Generally solitary, the Kakapo only gathers for breeding purposes.  The mating rituals of the Kakapo also set it aside as it is the only flightless bird to have what is known as a lek mating system.  A lek is a gathering of indiviudals in an area for breeding purposes.  When available food is abundant, the males will leave their territories to gather around hilltops and ridges specifically for breeding.   Here they will compete with other males to attract females.  Each male attempts to control their own patch of ground that is typically seperated by around 160 ft (50 m) from any other male.  While direct confrontation does occur between males, females tend to pick mates based on the loudness of the males calls.  During mating seasons, the males will let out a series of loud 'booms' that can be heard for miles.  The males call out on average 1,000 times an hour for 6 to 7 hours each night.  After finding a mate, the female will leave the lek and retains no connection to the male.

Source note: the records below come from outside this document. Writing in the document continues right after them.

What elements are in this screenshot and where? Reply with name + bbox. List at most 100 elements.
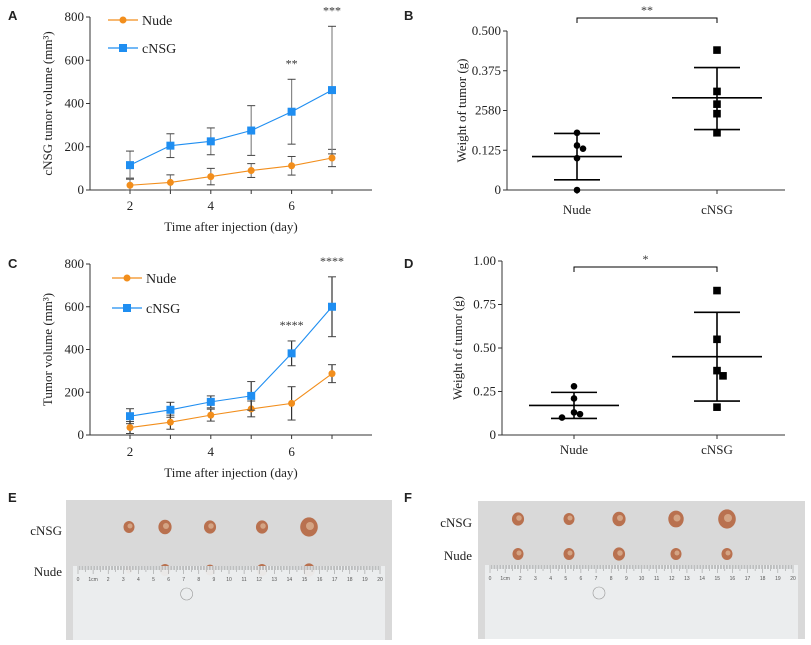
data-point-cnsg	[328, 302, 336, 311]
tumor-highlight	[516, 550, 522, 556]
panel-letter: B	[404, 8, 413, 23]
x-tick-label: 2	[127, 198, 134, 213]
row-label-cnsg: cNSG	[440, 515, 472, 530]
data-point-nude	[576, 410, 584, 418]
y-tick-label: 400	[65, 96, 85, 111]
ruler-number: 1cm	[500, 576, 509, 582]
ruler-number: 11	[241, 577, 246, 583]
data-point-nude	[207, 411, 215, 419]
y-tick-label: 0.50	[473, 340, 496, 355]
y-tick-label: 0	[490, 427, 497, 442]
ruler-number: 16	[317, 577, 323, 583]
x-tick-label: Nude	[560, 442, 588, 457]
tumor-highlight	[724, 514, 732, 522]
ruler-number: 9	[213, 577, 216, 583]
ruler-number: 0	[77, 577, 80, 583]
ruler-number: 8	[610, 576, 613, 582]
photo-E: cNSG Nude 0 1cm 2 3 4 5 6 7 8 9 10 11 12 13 14 15 16 17 18 19…	[30, 500, 392, 640]
ruler-number: 1cm	[88, 577, 97, 583]
ruler-number: 17	[332, 577, 338, 583]
ruler-number: 15	[714, 576, 720, 582]
ruler-number: 12	[669, 576, 675, 582]
ruler-number: 16	[730, 576, 736, 582]
ruler-number: 19	[775, 576, 781, 582]
tumor-highlight	[260, 523, 266, 529]
y-axis-label: cNSG tumor volume (mm³)	[40, 31, 55, 175]
ruler-number: 20	[377, 577, 383, 583]
ruler-logo	[592, 586, 606, 600]
legend-label: Nude	[146, 272, 176, 287]
y-tick-label: 2580	[475, 103, 501, 118]
ruler-number: 6	[580, 576, 583, 582]
ruler-number: 12	[256, 577, 262, 583]
ruler-number: 10	[639, 576, 645, 582]
y-tick-label: 0	[78, 427, 85, 442]
data-point-cnsg	[713, 100, 721, 108]
data-point-nude	[166, 178, 174, 186]
data-point-nude	[570, 395, 578, 402]
ruler-number: 8	[197, 577, 200, 583]
data-point-nude	[126, 181, 134, 189]
row-label-nude: Nude	[444, 548, 472, 563]
photo-F: cNSG Nude 0 1cm 2 3 4 5 6 7 8 9 10 11 12 13 14 15 16 17 18 19…	[440, 501, 805, 639]
y-tick-label: 200	[65, 139, 85, 154]
ruler-logo	[180, 587, 193, 601]
ruler-number: 17	[745, 576, 751, 582]
significance-label: ****	[320, 254, 344, 268]
series-line-nude	[129, 157, 333, 186]
ruler	[485, 565, 798, 639]
legend-label: cNSG	[142, 42, 176, 57]
y-tick-label: 0.25	[473, 384, 496, 399]
data-point-cnsg	[713, 286, 721, 295]
y-tick-label: 0.375	[472, 63, 501, 78]
x-tick-label: 4	[208, 198, 215, 213]
data-point-cnsg	[247, 126, 256, 135]
data-point-nude	[558, 414, 566, 421]
x-tick-label: Nude	[563, 202, 591, 217]
chart-D: 0 0.25 0.50 0.75 1.00 Weight of tumor (g) Nude…	[450, 252, 785, 457]
y-tick-label: 0.500	[472, 23, 501, 38]
legend-marker	[123, 274, 131, 282]
x-tick-label: 2	[127, 444, 134, 459]
data-point-nude	[570, 409, 578, 416]
legend-label: Nude	[142, 14, 172, 29]
tumor-highlight	[127, 523, 133, 529]
panel-letter: C	[8, 256, 18, 271]
data-point-nude	[166, 418, 174, 426]
ruler-number: 18	[347, 577, 353, 583]
data-point-cnsg	[713, 128, 721, 137]
chart-B: 0 0.125 2580 0.375 0.500 Weight of tumor (g) N…	[454, 3, 785, 217]
legend-marker	[119, 16, 127, 24]
data-point-cnsg	[713, 46, 721, 54]
data-point-cnsg	[287, 107, 296, 116]
significance-label: *	[643, 252, 649, 266]
ruler-number: 3	[534, 576, 537, 582]
row-label-cnsg: cNSG	[30, 523, 62, 538]
tumor-highlight	[163, 523, 169, 529]
row-label-nude: Nude	[34, 564, 62, 579]
ruler-number: 10	[226, 577, 232, 583]
x-axis-label: Time after injection (day)	[164, 465, 297, 480]
significance-label: ****	[280, 318, 304, 332]
y-tick-label: 400	[65, 342, 85, 357]
ruler-number: 3	[122, 577, 125, 583]
x-tick-label: 6	[288, 198, 295, 213]
y-tick-label: 0	[78, 182, 85, 197]
significance-bracket	[576, 17, 718, 23]
data-point-nude	[328, 154, 336, 162]
legend-marker	[119, 44, 127, 52]
tumor-highlight	[617, 550, 623, 556]
panel-letter: A	[8, 8, 18, 23]
tumor-highlight	[674, 550, 680, 556]
data-point-cnsg	[713, 366, 721, 375]
y-tick-label: 0.75	[473, 297, 496, 312]
ruler-number: 9	[625, 576, 628, 582]
y-tick-label: 600	[65, 52, 85, 67]
data-point-cnsg	[166, 405, 175, 414]
y-tick-label: 200	[65, 384, 85, 399]
y-tick-label: 800	[65, 256, 85, 271]
ruler-number: 11	[654, 576, 659, 582]
ruler-number: 5	[564, 576, 567, 582]
y-axis-label: Weight of tumor (g)	[450, 296, 465, 400]
data-point-cnsg	[206, 137, 215, 146]
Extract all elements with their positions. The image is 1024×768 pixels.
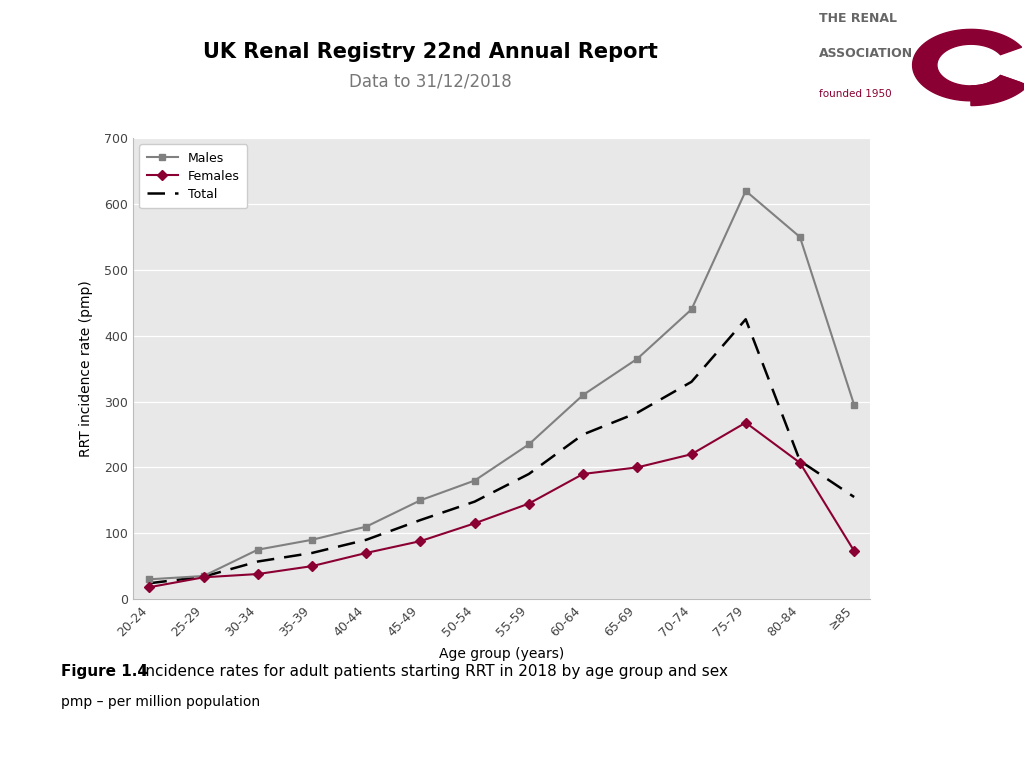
Males <box>577 390 589 399</box>
Text: Incidence rates for adult patients starting RRT in 2018 by age group and sex: Incidence rates for adult patients start… <box>136 664 728 680</box>
Females <box>415 537 427 546</box>
Total <box>577 430 589 439</box>
Legend: Males, Females, Total: Males, Females, Total <box>139 144 248 208</box>
Total <box>143 578 156 588</box>
Females <box>685 449 697 458</box>
Females <box>522 499 535 508</box>
Text: UK Renal Registry 22nd Annual Report: UK Renal Registry 22nd Annual Report <box>203 42 657 62</box>
Males <box>469 476 481 485</box>
Total <box>360 535 373 545</box>
Females <box>794 458 806 468</box>
Females <box>143 583 156 592</box>
Total <box>848 492 860 502</box>
Males <box>685 305 697 314</box>
Text: pmp – per million population: pmp – per million population <box>61 695 260 709</box>
Females <box>739 418 752 427</box>
Females <box>306 561 318 571</box>
Total <box>522 469 535 478</box>
Total <box>252 557 264 566</box>
Text: founded 1950: founded 1950 <box>819 89 892 99</box>
Males <box>360 522 373 531</box>
Text: THE RENAL: THE RENAL <box>819 12 897 25</box>
Text: Data to 31/12/2018: Data to 31/12/2018 <box>349 73 511 91</box>
Males <box>198 571 210 581</box>
Males <box>252 545 264 554</box>
Line: Females: Females <box>145 419 858 591</box>
Males <box>415 495 427 505</box>
Males <box>522 440 535 449</box>
X-axis label: Age group (years): Age group (years) <box>439 647 564 661</box>
Total <box>794 456 806 465</box>
Females <box>631 463 643 472</box>
Total <box>469 497 481 506</box>
Females <box>360 548 373 558</box>
Males <box>794 233 806 242</box>
Males <box>143 574 156 584</box>
Total <box>415 515 427 525</box>
Total <box>198 572 210 581</box>
Line: Males: Males <box>145 187 858 583</box>
Total <box>631 408 643 417</box>
Polygon shape <box>912 29 1022 101</box>
Females <box>469 518 481 528</box>
Total <box>739 315 752 324</box>
Polygon shape <box>971 75 1024 105</box>
Line: Total: Total <box>150 319 854 583</box>
Total <box>685 377 697 386</box>
Text: ASSOCIATION: ASSOCIATION <box>819 48 913 60</box>
Females <box>252 569 264 578</box>
Total <box>306 548 318 558</box>
Males <box>848 400 860 409</box>
Females <box>198 573 210 582</box>
Males <box>631 354 643 363</box>
Males <box>739 187 752 196</box>
Males <box>306 535 318 545</box>
Females <box>577 469 589 478</box>
Text: Figure 1.4: Figure 1.4 <box>61 664 148 680</box>
Y-axis label: RRT incidence rate (pmp): RRT incidence rate (pmp) <box>79 280 93 457</box>
Females <box>848 546 860 555</box>
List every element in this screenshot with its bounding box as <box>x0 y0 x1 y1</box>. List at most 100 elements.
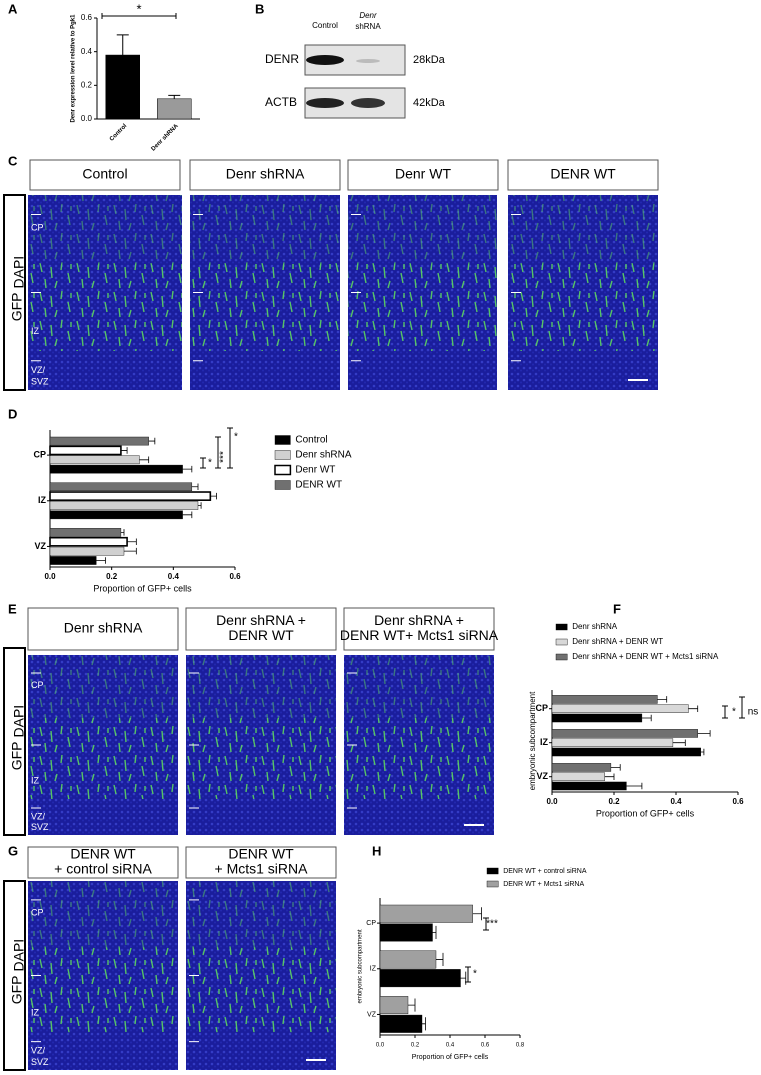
legend-swatch <box>555 638 568 646</box>
x-axis-label: Proportion of GFP+ cells <box>412 1054 489 1061</box>
micrograph-cells <box>186 655 336 718</box>
stain-bracket <box>3 880 26 1071</box>
significance-bracket <box>215 436 221 469</box>
legend-label: Denr WT <box>295 465 335 476</box>
region-label: CP <box>31 223 44 233</box>
bar <box>551 729 698 738</box>
x-tick-label: 0.4 <box>446 1043 455 1049</box>
region-label: IZ <box>31 1008 40 1018</box>
annotation: * <box>136 1 141 16</box>
lane-label: Denr <box>359 11 377 20</box>
error-bar <box>604 773 615 780</box>
significance-bracket <box>227 427 233 469</box>
panel-header: Denr shRNA <box>64 620 143 636</box>
lane-label: shRNA <box>355 22 381 31</box>
micrograph-cells <box>344 655 494 718</box>
error-bar <box>422 1017 426 1031</box>
region-label: IZ <box>31 326 40 336</box>
region-label: VZ/ <box>31 1045 46 1055</box>
legend-label: Denr shRNA <box>572 622 618 631</box>
error-bar <box>182 465 193 473</box>
panel-header: Denr shRNA + <box>216 612 306 628</box>
bar <box>551 704 689 713</box>
x-tick-label: 0.4 <box>168 572 180 581</box>
annotation: * <box>732 707 736 718</box>
error-bar <box>436 952 444 966</box>
stain-label: GFP <box>9 293 25 322</box>
error-bar <box>127 538 137 546</box>
region-label: IZ <box>31 775 40 785</box>
stain-label: GFP <box>9 976 25 1005</box>
y-axis-label: embryonic subcompartment <box>528 691 537 790</box>
panel-header: + Mcts1 siRNA <box>215 861 309 877</box>
error-bar <box>688 705 699 712</box>
y-tick-label: IZ <box>38 495 47 505</box>
panel-label: B <box>255 1 264 16</box>
panel-header: DENR WT <box>70 846 136 862</box>
bar <box>49 436 149 446</box>
legend-label: Denr shRNA + DENR WT + Mcts1 siRNA <box>572 652 719 661</box>
micrograph-cells <box>348 195 497 264</box>
y-tick-label: IZ <box>370 966 377 973</box>
header-box <box>189 159 341 191</box>
bar <box>551 747 702 757</box>
region-label: SVZ <box>31 1057 49 1067</box>
panel-header: Denr WT <box>395 166 451 182</box>
region-label: SVZ <box>31 822 49 832</box>
panel-header: DENR WT <box>228 627 294 643</box>
error-bar <box>116 34 129 56</box>
size-label: 42kDa <box>413 97 446 109</box>
x-tick-label: 0.6 <box>229 572 241 581</box>
significance-bracket <box>101 13 177 19</box>
panel-label: E <box>8 601 17 616</box>
micrograph-cells <box>28 881 178 948</box>
size-label: 28kDa <box>413 54 446 66</box>
annotation: ns <box>748 707 759 718</box>
band <box>306 55 344 65</box>
panel-header: DENR WT <box>550 166 616 182</box>
band <box>356 59 380 63</box>
bar <box>157 98 192 120</box>
error-bar <box>472 907 482 921</box>
stain-label: GFP <box>9 742 25 771</box>
bar <box>49 482 193 492</box>
stain-bracket <box>3 647 26 836</box>
micrograph-cells <box>28 718 178 799</box>
error-bar <box>198 502 202 509</box>
x-tick-label: Denr shRNA <box>151 123 181 153</box>
legend-swatch <box>486 867 499 875</box>
annotation: * <box>234 432 238 443</box>
micrograph-cells <box>508 263 658 351</box>
bar <box>49 546 125 556</box>
micrograph-cells <box>186 947 336 1033</box>
stain-label: DAPI <box>11 939 27 972</box>
bar <box>49 445 122 456</box>
x-tick-label: 0.6 <box>732 797 744 806</box>
y-tick-label: CP <box>366 920 376 927</box>
error-bar <box>657 696 668 703</box>
micrograph-cells <box>348 263 497 351</box>
significance-bracket <box>739 696 745 719</box>
y-tick-label: 0.6 <box>81 13 93 22</box>
error-bar <box>96 557 106 564</box>
protein-label: DENR <box>265 52 299 66</box>
legend-swatch <box>274 450 291 460</box>
x-tick-label: Control <box>109 123 129 143</box>
panel-header: Denr shRNA + <box>374 612 464 628</box>
error-bar <box>610 764 621 771</box>
lane-label: Control <box>312 21 338 30</box>
panel-header: DENR WT+ Mcts1 siRNA <box>340 627 499 643</box>
legend-swatch <box>555 623 568 631</box>
panel-label: A <box>8 1 18 16</box>
bar <box>49 510 183 520</box>
y-tick-label: VZ <box>536 771 548 781</box>
panel-label: F <box>613 601 621 616</box>
panel-header: + control siRNA <box>54 861 152 877</box>
bar <box>49 501 199 510</box>
bar <box>49 464 183 474</box>
x-tick-label: 0.0 <box>546 797 558 806</box>
region-label: SVZ <box>31 377 49 387</box>
annotation: *** <box>219 451 230 463</box>
micrograph-cells <box>508 195 658 264</box>
x-axis-label: Proportion of GFP+ cells <box>93 583 192 593</box>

Kakapo chicks, courtesy TerraNature.org.

While the Kakapo was once revered by the Maori and even kept as pets due to their calm and curious nature, the species now faces an uncertain future.  As humans began to arrive on New Zealand, they brought with them new species that began to threaten the Kakapo.  Starting with rats brought to the island by the Maori's Polynesian ancestors and continuing to include domestic cats and stoats, the introduction of mammalian predators along with changes to the environment led to a dramatic drop in the Kakapo population. 

Now critically endangered, only 126 individuals survive in both captivity and the wild.  While there have been multiple attempts at reintroduction of Kakapo to various islands with minimal predators, success has been limited.  This is not helped by the fact that Kakapo typically breed only once every 3 to 4 years.  Since the start of programs to save the Kakapo, its plight has gained a certain amount of attention with multiple books and television programs being made about the dying species.  While its future is uncertain, continued research and breeding programs have made it possible for the Kakapo to, at the very least, hold on for a bit longer.  If you wish to aid in the survival of this unusual species, the Kakapo Recovery Program accepts donations to help maintain the future of the Kakapo.